A teenager sees parallels between his own life and the legend of a grail knight. RICHARD PHILLIPS-JONES looks at Shadows: Peronik.
BROADCAST: 25 August 1976
STARRING: Paul Aston, Zelah Clarke, Ann Lynn, Tim Barrett, Norman Rossington, Chris Cregan
WRITER: Rosemary Harris
DIRECTOR: Vic Hughes
Shadows: Peronik Review
Tom (Aston) is designing art for a fancy-dress school dance, and uses as his inspiration the legend of Peronik, a grail knight who was said to have been downtrodden by his stepmother and seemed doomed to hopelessness before he stole the family sword and ran off with it in search of the holy grail.
Seeing parallels in his own family life, Tom begins to imagine seeing scenes from Peronik’s life on the television before events in the run-up to the dance seem to reflect other events from the lore: The constant berating Tom receives from his own stepmother certainly strikes a chord, whilst he imagines his attempts to get Grizelda (Clarke) away from her father (Rossington) and take her to the dance are akin to those of Peronik to liberate a flower from a lion in the legend…
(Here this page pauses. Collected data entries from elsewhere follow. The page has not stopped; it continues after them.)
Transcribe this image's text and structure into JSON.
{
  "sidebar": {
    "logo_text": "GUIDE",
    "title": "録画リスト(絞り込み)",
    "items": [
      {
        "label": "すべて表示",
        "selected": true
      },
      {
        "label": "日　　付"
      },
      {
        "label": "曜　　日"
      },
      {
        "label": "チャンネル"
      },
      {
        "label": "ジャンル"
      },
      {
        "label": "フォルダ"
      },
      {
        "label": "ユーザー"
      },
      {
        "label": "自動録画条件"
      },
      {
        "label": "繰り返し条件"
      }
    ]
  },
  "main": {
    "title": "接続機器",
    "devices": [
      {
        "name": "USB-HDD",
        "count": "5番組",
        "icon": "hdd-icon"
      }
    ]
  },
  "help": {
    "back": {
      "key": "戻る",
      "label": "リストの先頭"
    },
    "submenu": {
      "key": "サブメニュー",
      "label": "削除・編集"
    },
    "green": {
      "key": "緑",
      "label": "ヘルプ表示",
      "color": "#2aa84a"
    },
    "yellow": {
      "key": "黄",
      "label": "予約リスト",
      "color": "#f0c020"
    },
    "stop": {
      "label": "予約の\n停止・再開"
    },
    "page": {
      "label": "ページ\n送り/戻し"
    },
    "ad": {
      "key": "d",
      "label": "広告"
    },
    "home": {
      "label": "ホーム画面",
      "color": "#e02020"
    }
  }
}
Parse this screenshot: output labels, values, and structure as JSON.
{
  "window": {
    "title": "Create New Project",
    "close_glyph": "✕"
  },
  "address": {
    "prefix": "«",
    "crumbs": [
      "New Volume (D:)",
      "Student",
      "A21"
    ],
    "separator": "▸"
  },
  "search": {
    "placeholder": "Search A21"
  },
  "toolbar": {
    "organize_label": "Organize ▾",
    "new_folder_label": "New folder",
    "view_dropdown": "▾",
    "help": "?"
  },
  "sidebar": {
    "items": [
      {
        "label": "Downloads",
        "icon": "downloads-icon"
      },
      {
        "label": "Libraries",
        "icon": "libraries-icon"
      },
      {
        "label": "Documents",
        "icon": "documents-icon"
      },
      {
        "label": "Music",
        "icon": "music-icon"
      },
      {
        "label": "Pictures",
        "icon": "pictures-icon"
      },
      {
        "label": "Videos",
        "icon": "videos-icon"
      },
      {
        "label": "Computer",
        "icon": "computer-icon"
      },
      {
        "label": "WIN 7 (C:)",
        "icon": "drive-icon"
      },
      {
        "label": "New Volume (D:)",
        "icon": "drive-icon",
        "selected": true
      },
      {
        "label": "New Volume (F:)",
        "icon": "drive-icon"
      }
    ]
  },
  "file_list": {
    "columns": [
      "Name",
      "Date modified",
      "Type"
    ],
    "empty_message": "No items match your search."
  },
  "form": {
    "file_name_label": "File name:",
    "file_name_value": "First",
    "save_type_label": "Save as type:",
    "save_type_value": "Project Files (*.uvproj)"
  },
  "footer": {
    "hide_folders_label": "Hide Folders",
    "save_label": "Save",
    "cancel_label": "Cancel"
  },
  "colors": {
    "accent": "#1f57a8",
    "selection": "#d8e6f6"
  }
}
Now… On paper, this all sounds like an interesting enough premise, albeit one which sees the second series of Shadows reverting to its tendency towards whimsy and fantasy, following the sharp upturn in chills for the previous two episodes.
Sadly, the episode struggles to retain the viewer’s interest, plodding through its 25-minutes without ever quite getting into gear. Its author, Rosemary Harris was a highly regarded (indeed, award-winning) writer of children’s fiction so one can only surmise that something went very wrong on the journey from page to screen.
The underwhelming conclusion has Tom winning the day by making his father look a fool in front of his schoolmates at the dance: Again, this apparently has a counterpart in Peronik’s legend but by this point both the episode and its viewers have completely lost the plot. In any case, as practical jokes go (shooting toy machine guns in the school hall) it’s not a particularly funny one, and in today’s climate perhaps even less so since the thought of a pretend school shooting being a matter for amusement would likely raise more than a few eyebrows.
I’d be intrigued to see Harris’ original script since the general idea could have worked well with the right treatment but, in its broadcast form Peronik is regrettably near the bottom of the pile in the annals of Shadows, misses the show’s highest standards by a country mile and is best left forgotten. The total waste of the talents of brilliant character actors Tim Barrett and Norman Rossington just adds to the disappointment.
TRIVIA POINTS: Look out for an uncredited Linda Robson (Birds of a Feather), who has a wordless bit part and may have been glad in retrospect not to have her name mentioned.